Um protesto inteligente num país que o Israel Campos diz ser ""anti-manifestantes"", afinal, por aqui o jovem que pensa não fala de política, a não ser que seja à beira das eleições, porque aí a sapiência dos nossos sábios redescobre que os jovens bebem cuca.
Portanto antes de estudar o angolano, como muitos sugerem, é preciso compreender e respeitar a audácia do protesto destes jovens. Eles que vêem o próprio reflexo entalado entre blocos e botijas de gás ao encarar a sua realidade de todos os dias.

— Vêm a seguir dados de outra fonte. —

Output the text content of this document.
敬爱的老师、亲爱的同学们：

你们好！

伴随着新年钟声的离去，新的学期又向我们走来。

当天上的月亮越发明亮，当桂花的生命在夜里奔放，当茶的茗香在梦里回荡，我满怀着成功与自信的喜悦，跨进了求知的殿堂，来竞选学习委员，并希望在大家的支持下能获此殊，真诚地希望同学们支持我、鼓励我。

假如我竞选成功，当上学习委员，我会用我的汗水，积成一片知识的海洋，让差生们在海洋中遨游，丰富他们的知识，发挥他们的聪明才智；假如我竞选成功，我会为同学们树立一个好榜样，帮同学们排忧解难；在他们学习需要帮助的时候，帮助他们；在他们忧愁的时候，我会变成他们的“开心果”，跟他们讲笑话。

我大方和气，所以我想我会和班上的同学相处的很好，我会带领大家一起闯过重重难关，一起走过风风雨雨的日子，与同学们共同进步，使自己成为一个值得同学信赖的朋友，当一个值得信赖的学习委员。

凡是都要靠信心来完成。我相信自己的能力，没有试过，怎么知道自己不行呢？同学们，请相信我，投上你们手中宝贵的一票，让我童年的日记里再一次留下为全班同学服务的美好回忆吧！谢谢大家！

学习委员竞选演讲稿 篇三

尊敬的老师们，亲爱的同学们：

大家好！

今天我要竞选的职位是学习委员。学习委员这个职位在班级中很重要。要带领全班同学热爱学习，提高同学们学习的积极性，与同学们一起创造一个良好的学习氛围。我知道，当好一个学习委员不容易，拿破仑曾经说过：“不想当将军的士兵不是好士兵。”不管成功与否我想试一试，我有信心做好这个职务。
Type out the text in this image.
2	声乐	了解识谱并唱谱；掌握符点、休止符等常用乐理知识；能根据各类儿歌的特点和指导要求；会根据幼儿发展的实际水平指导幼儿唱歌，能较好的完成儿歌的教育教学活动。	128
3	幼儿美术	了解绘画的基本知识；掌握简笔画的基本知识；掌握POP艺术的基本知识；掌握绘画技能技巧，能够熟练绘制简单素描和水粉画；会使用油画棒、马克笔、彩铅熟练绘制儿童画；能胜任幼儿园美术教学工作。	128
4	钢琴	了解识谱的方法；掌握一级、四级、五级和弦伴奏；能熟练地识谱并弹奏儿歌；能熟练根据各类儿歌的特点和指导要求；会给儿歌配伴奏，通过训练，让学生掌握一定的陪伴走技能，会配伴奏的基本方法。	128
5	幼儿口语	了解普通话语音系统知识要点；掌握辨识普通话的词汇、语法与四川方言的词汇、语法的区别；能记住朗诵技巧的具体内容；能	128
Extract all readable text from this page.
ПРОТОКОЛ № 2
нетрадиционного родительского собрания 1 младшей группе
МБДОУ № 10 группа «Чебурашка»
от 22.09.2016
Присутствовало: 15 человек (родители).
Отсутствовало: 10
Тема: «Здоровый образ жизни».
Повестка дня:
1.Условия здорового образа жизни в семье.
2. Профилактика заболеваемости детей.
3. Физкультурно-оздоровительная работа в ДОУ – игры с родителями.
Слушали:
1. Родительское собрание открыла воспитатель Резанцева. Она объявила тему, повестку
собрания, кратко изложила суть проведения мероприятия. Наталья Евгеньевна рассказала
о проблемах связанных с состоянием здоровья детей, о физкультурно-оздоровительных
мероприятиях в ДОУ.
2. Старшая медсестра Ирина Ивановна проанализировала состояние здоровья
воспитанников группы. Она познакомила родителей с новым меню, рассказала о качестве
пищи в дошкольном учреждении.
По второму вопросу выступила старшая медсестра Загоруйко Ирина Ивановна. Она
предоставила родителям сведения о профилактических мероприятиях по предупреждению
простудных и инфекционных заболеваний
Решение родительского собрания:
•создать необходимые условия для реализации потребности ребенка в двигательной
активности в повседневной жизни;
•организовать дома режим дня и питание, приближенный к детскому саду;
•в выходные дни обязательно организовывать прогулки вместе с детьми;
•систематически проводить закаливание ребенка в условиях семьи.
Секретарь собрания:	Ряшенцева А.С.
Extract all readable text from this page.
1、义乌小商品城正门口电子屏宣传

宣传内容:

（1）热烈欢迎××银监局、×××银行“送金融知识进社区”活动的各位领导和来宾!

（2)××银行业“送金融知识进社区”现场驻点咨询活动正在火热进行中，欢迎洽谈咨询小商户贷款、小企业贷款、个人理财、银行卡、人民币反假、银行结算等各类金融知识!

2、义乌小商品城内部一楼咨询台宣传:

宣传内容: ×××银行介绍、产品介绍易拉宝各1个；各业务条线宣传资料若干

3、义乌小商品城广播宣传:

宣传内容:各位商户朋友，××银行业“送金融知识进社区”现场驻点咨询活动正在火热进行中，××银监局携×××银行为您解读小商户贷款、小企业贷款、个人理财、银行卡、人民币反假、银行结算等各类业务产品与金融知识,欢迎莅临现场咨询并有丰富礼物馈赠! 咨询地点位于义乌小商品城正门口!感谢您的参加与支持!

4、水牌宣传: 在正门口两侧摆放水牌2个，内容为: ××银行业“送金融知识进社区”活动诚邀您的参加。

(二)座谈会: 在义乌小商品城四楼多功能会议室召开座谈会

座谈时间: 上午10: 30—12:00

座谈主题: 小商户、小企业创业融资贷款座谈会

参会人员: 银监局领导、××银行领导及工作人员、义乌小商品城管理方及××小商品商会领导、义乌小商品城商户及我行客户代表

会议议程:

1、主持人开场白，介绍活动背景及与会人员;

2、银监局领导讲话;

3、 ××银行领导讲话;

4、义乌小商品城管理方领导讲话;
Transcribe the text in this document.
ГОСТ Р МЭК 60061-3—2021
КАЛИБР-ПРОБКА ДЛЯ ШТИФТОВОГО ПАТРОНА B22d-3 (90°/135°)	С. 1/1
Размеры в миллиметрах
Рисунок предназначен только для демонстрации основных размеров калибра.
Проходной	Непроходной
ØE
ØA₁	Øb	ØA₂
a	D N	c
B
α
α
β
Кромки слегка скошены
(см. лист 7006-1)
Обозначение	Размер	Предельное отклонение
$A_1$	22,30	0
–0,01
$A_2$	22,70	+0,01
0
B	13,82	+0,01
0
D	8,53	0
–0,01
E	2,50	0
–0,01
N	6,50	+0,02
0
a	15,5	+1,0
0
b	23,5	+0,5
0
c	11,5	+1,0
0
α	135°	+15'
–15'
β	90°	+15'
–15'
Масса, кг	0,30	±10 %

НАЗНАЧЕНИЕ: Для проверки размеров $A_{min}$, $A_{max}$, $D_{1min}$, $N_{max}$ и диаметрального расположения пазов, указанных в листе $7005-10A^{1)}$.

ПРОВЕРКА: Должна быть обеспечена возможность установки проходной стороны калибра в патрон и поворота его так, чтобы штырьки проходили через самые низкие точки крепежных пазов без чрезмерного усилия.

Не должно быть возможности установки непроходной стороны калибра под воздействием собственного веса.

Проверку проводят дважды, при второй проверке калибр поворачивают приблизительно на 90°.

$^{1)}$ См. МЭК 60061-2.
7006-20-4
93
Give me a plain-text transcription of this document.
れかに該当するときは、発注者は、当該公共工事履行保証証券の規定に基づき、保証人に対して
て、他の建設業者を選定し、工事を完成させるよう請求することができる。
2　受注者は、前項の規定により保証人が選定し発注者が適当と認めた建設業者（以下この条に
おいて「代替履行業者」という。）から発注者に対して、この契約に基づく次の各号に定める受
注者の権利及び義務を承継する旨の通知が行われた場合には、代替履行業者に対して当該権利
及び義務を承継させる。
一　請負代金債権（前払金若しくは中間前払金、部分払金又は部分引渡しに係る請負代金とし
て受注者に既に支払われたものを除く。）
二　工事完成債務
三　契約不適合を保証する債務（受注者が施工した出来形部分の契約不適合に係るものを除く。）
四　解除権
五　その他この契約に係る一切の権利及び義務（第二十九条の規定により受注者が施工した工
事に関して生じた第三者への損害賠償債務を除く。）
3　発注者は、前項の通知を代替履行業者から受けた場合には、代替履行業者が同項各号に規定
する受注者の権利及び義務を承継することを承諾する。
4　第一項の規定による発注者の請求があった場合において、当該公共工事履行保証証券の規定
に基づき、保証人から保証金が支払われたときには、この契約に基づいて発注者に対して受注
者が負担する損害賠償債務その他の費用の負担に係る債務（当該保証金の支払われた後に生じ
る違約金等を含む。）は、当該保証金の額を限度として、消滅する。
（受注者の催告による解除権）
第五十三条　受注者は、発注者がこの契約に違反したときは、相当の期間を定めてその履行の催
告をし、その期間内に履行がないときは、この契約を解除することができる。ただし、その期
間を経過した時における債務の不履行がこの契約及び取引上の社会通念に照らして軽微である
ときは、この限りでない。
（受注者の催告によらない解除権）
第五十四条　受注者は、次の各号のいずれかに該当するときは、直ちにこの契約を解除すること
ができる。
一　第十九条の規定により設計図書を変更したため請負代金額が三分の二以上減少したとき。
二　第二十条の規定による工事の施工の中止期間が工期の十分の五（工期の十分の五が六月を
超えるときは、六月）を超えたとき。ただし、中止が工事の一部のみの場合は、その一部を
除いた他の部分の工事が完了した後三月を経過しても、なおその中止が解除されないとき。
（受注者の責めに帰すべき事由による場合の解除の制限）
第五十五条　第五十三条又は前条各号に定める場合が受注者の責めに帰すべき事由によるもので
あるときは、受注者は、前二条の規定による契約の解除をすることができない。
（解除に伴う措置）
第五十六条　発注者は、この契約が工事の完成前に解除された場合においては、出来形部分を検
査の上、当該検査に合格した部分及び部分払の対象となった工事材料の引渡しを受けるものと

Jovens frustrados ao constatar que mudam-se os anos, mudam-se por vezes até os dirigentes, mas os problemas prevalecem. Problemas tão aviltantes quanto é vê-los simulando a morte por motivos tão fúteis, quanto é o alto preço do gás, do pão ou as inundações causadas pela água das chuvas, que caem na mesma estação todos os anos e resultam em tantas vítimas.
Agora é normal que o protesto não encante a todos. A cantora e compositora Irina Vasconcelos por exemplo fez coro àqueles que acham que a criatividade destes jovens tem ido longe demais, pois arriscam as próprias vidas. A Irina e os outros têm razão, mas a vida destes jovens ""sem noção"" é o risco que eles ilustram nestas fotografias. Um risco que já não pode ser ignorado, porque se for, estes corpos deitados ao chão nas imagens, não serão simulados.